In this paper, we have analyzed two SNP polymorphisms in the DMT1 gene. This gene has two alternative promoters and two alternative polyadenylation sites. Four main isoforms of DMT1 have been identified. Depending on the choice of polyadenylation site, the transcript may include the iron response element (IRE) in the 3’UTR region [49, 50]. The differences between isoforms determine mainly the tissue-specific expression pattern of the final protein [51]. DMT1 plays a role in iron absorption from the intestine and its endosomal transport in the cell, being responsible for cellular distribution of this metal [52, 53]. DMT1 also plays an important role in cation balance in the nervous system [52, 53]. There are reports concerning imbalance of iron in the organism as a consequence of mutations in the DMT1 gene [54, 55]. It has also been postulated that DMT1 plays a role in the process of neurodegeneration [56]. The IVS4+44C>A polymorphism is located in the intron 4 of the DMT1 gene. A nucleotide change inside the intron may affect significantly either constitutive splicing or alternative splicing by the corruption of splicing regulatory cis-elements, giving incorrect isoforms of the protein [57, 58]. This polymorphism has been reported not to be associated with inflammatory bowel disease [59] and hereditary haemochromatosis [60], but its association with Parkinson’s disease has been shown [35]. We did not find any report on the functional significance of the other polymorphism, c.2044T>C.

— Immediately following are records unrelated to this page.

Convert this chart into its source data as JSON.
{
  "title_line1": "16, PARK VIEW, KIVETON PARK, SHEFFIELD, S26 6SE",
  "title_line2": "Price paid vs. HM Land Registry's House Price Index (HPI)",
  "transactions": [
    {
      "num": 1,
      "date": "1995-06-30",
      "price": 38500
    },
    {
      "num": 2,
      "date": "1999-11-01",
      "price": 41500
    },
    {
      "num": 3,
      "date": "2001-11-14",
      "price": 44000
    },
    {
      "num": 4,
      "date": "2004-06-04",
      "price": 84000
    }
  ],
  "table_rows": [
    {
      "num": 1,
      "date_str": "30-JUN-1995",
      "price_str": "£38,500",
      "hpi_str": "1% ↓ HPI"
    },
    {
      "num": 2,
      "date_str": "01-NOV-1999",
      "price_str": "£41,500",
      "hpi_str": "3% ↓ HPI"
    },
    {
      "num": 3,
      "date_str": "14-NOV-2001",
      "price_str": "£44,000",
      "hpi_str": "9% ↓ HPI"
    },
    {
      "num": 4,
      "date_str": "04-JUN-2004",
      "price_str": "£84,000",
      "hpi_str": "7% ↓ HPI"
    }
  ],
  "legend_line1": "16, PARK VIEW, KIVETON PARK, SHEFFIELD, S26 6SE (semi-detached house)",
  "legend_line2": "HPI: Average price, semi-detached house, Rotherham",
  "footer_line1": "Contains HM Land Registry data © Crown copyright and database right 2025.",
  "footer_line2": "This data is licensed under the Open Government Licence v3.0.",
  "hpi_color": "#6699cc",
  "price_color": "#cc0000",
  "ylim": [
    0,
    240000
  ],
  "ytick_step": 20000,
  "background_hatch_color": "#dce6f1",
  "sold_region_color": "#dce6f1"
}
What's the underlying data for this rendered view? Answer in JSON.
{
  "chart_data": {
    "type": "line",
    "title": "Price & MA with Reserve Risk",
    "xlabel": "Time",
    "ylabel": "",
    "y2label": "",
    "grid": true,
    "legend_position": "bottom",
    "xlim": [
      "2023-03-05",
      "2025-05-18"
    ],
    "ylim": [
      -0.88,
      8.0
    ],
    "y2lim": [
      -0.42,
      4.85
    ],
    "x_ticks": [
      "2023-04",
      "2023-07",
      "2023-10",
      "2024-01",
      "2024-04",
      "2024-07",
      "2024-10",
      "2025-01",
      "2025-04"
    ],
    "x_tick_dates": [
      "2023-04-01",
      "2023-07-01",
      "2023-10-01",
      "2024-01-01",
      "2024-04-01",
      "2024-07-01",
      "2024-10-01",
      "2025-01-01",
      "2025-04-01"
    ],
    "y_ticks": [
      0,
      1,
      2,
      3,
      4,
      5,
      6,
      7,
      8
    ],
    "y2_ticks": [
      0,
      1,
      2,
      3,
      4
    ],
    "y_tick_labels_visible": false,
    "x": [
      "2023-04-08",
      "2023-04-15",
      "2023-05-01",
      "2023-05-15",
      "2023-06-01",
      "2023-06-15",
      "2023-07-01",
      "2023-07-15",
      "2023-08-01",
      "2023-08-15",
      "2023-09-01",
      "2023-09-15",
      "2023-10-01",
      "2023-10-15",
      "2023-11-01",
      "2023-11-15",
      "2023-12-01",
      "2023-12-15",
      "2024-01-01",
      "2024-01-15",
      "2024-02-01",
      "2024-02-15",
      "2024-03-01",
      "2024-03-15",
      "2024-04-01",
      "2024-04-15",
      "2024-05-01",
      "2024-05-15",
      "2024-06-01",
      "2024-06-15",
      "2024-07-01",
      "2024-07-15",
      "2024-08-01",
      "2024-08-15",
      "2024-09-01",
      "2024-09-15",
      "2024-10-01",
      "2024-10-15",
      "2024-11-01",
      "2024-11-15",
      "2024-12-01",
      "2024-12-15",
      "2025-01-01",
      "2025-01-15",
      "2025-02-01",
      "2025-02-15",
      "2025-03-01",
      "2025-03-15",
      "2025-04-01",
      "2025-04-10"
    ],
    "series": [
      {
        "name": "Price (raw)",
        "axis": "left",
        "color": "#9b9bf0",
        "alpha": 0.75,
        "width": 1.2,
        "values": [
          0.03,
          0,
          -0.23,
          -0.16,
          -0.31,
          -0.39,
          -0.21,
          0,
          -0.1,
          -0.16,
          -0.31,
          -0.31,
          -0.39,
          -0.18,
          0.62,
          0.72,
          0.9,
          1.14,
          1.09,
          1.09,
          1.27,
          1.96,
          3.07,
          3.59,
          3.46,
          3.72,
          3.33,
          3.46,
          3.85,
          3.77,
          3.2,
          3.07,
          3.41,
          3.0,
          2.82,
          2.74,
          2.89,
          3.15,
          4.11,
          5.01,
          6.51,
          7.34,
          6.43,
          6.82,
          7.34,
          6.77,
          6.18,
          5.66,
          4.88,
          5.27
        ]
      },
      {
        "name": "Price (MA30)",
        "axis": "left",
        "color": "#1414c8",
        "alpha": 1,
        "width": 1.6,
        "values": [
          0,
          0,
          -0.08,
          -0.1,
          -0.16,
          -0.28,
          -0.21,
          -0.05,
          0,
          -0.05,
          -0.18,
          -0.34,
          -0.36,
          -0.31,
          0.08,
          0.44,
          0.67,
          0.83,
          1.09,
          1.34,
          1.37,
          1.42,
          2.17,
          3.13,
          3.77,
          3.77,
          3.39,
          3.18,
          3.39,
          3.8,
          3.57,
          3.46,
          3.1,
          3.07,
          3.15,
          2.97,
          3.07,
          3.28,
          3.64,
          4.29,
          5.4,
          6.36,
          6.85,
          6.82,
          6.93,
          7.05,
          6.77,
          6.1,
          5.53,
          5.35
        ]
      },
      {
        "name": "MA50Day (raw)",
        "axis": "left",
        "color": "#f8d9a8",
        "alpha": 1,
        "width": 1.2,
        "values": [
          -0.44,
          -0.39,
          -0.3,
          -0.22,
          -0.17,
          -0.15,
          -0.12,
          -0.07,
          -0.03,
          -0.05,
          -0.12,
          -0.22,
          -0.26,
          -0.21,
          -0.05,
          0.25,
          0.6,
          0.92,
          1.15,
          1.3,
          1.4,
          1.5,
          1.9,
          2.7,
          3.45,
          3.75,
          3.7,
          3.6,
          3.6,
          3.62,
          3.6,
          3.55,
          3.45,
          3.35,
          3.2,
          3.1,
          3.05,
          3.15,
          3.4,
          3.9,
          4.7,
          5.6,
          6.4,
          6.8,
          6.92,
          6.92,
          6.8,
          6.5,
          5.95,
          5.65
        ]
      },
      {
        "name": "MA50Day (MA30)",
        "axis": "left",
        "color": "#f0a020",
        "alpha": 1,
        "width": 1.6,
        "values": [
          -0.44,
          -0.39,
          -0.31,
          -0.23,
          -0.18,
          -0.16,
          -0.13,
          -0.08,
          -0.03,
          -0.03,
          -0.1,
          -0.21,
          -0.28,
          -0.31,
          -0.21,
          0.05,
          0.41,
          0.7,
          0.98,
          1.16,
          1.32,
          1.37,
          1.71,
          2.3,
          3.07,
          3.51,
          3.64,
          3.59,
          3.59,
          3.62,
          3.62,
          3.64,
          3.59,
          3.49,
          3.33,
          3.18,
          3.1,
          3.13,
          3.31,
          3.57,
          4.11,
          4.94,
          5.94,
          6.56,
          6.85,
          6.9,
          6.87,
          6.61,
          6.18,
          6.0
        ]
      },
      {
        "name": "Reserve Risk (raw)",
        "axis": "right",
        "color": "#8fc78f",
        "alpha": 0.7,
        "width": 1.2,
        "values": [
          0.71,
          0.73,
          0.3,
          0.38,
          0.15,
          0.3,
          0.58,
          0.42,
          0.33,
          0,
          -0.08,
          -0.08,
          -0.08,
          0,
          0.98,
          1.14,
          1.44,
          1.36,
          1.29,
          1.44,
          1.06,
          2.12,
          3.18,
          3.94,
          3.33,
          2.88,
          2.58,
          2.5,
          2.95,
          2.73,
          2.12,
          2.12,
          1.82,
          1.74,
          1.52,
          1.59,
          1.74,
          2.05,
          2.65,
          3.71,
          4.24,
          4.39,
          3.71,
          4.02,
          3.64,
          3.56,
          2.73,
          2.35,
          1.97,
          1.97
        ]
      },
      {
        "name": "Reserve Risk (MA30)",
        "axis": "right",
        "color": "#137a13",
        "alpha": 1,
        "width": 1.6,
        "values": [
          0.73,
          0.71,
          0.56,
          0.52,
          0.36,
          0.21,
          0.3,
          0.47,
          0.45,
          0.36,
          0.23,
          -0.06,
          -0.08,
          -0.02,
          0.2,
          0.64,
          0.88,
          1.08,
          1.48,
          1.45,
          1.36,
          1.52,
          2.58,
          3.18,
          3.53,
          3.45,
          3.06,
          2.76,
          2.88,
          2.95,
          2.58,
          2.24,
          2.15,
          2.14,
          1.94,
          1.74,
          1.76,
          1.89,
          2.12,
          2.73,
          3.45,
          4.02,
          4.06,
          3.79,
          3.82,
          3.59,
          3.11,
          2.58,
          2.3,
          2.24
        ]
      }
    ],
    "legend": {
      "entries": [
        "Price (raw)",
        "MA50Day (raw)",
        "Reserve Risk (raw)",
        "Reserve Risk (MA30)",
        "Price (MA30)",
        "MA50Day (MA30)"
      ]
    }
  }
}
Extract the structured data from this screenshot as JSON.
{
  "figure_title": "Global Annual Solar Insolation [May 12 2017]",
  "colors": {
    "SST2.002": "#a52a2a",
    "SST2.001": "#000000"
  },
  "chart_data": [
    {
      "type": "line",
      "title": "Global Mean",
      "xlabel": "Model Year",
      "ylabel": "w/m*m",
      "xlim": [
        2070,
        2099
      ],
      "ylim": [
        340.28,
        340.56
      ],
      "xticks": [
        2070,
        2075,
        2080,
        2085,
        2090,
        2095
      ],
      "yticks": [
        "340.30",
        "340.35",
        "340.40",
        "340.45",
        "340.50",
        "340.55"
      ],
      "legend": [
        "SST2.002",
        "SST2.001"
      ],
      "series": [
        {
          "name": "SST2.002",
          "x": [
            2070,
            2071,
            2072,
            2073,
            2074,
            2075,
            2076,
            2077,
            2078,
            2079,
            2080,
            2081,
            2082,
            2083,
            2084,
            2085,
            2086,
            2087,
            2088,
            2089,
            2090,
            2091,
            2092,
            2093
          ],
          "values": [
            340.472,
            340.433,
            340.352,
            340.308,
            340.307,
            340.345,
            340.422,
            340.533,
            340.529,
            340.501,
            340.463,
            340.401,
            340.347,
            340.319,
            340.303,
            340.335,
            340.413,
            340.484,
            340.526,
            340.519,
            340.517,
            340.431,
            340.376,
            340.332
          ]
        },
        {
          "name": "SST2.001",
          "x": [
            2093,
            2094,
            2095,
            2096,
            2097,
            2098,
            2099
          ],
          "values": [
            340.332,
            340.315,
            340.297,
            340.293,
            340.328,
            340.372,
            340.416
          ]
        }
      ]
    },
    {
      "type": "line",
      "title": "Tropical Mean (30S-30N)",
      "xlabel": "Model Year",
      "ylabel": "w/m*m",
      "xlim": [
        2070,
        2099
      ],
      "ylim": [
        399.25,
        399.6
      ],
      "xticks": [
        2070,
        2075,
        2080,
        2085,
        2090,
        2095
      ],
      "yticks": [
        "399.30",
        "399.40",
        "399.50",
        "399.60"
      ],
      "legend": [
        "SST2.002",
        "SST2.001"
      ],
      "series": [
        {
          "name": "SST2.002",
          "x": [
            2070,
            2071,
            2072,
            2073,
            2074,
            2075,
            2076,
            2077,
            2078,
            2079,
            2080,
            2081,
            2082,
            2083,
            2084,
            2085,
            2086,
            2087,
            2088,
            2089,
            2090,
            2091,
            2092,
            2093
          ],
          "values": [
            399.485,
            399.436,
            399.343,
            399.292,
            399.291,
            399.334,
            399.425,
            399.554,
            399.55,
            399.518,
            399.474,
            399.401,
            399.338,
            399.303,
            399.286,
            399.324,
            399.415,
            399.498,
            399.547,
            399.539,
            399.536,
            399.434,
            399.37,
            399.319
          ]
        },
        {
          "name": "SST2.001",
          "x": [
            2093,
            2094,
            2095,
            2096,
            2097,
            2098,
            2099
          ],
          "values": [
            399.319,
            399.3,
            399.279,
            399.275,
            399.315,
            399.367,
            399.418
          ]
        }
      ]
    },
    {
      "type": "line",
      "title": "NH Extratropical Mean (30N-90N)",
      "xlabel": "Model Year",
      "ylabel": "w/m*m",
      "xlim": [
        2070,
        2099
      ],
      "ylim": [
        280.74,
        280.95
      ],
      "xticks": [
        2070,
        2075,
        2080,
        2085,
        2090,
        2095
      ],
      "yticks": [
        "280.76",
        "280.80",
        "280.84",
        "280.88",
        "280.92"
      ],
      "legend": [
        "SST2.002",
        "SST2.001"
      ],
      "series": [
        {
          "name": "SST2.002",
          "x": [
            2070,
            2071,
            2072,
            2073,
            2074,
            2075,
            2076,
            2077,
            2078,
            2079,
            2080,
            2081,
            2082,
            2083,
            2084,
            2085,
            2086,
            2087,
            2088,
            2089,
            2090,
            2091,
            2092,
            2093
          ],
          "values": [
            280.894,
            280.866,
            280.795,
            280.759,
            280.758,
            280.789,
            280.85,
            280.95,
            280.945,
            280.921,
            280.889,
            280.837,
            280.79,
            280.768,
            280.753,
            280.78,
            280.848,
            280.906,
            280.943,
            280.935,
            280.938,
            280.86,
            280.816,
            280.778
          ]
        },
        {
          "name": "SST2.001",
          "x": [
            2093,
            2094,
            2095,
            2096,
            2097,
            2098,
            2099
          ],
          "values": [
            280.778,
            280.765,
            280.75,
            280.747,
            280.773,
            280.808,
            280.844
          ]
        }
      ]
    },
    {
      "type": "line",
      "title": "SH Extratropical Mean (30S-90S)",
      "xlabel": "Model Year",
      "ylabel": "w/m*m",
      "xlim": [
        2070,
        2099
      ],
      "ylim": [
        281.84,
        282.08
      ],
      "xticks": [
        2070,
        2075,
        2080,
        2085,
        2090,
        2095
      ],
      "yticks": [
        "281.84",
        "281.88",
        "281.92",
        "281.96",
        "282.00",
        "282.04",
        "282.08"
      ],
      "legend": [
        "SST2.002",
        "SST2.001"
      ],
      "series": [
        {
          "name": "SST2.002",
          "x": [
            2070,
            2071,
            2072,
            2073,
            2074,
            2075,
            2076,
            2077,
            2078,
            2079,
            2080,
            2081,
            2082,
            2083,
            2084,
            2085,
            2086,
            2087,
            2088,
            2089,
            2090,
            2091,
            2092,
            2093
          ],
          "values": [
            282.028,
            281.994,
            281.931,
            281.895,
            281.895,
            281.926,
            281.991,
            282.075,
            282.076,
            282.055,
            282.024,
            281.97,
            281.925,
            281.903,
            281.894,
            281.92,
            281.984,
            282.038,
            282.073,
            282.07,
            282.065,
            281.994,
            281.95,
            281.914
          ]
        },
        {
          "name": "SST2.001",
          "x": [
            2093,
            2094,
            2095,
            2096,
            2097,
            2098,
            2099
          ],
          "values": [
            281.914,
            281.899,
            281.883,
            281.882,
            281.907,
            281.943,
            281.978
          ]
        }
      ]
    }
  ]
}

Our genotype-independent analysis of potential AMD risk factors showed an association with age and a strong association with familial AMD. Therefore, positive AMD familial history may increase the risk of the occurrence of the disease among remaining family members. On the other hand, we found no association of AMD with smoking status, sex, BMI, and place of living. In particular, the lack of association of AMD with sex and smoking is somehow surprising, because several groups have shown a significant association between tobacco smoking and AMD [61]. Furthermore, female sex was reported as an AMD risk factor in several populations [4]. We do not have information on the general association between AMD occurrence and gender in Poland, so we can conclude that the dependence of the AMD risk on sex may be population-specific, or that our studies lacked power to detect this dependence, and further investigations in the Polish population are needed to clarify this point. Tobacco smoking is well-confirmed as a modulator of AMD risk, although some groups have reported no association between smoking and AMD, or only a limited, borderline association [6265]. Again, the dependence between smoking and AMD may be population-specific and influenced by passive smoking, which should not be ignored [66]. Stratification of patients depending on age, sex, BMI, living environment and tobacco smoking status revealed no correlation between these factors, AMD, and the genotypes of the c.2044T>C polymorphism. However, in the group of rural inhabitants, the polymorphism IVS4+44C>A was significantly correlated with AMD risk. The C variant seemed to increase the AMD risk if it occurred among rural inhabitants, while the A variant had a protective role. Similarly, the C variant strongly positively increased AMD risk among males, and the A variant decreased the risk in this group. This is particularly interesting, since in a number of researches in other populations, females were at higher risk of AMD [4]. No significant influence of a tobacco smoking habit is also worth emphasizing, as tobacco smoking is thought to be a major risk factor in AMD. Our result showed that the IVS4+44C>A polymorphism in DMT1 gene may be considered as a potential environment-dependent risk marker for AMD.